Ксавье Монтепен - Лучше умереть!
Бывший компаньон Джеймса Мортимера имел обширные связи в Париже — он был знаком с тамошними банкирами и крупными промышленниками, некоторые из них бывали у него в Нью-Йорке. Поскольку всем было известно, что он — человек, бесспорно, респектабельный и владеет огромным состоянием, его охотно принимали и не менее охотно наносили ему визиты. Когда выяснилось, что он намерен построить в окрестностях Парижа грандиозный завод, дабы внедрять свои изобретения, принесшие ему славу и богатство в Америке, это стало целым событием в определенных кругах.
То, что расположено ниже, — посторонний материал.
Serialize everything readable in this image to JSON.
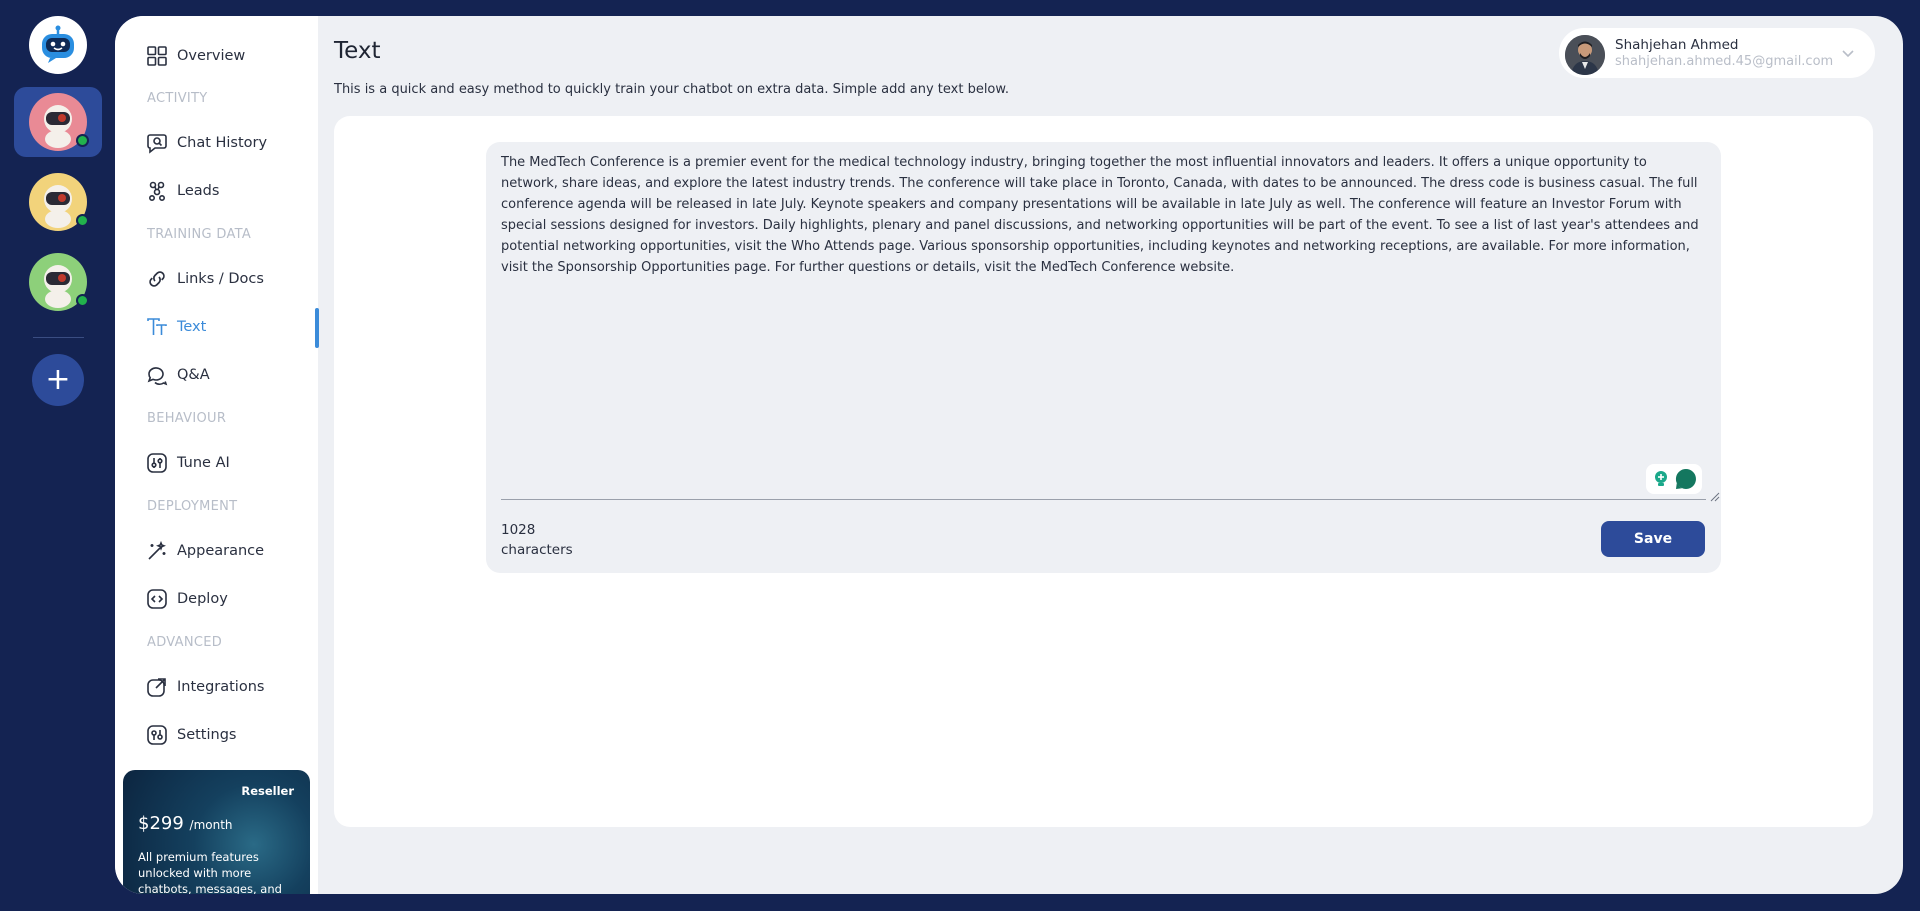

Жак Гаро принялся подыскивать пригодный для строительства участок земли. В Курбвуа, на берегу Сены, он его нашел — эти десять тысяч метров подходили ему как нельзя лучше, и он незамедлительно их купил. И уже вместе с одним известным архитектором работал над чертежами будущих зданий, когда завязалась тяжба по поводу права на проезд через прилегающие земли.
Чтобы как можно скорее отделаться от спутавшего все его планы спора, нужен был хороший адвокат, способный быстро улаживать такого рода дела. С просьбой помочь ему в выборе адвоката Жак обратился к банкиру, ведавшему частью его капиталов. Тот ответил:
— Для ведения дела об ограничении права использования земельного участка вам вовсе не нужен знаменитый адвокат, да и вряд ли таковой захочет этим заниматься; нужно найти начинающего парня, но умного и подающего надежды. Я могу порекомендовать вам одного молодого человека, рвение и талант которого уже не раз сослужили мне добрую службу. Вам не придется жалеть о том, что вы наняли его. Дать вам адрес?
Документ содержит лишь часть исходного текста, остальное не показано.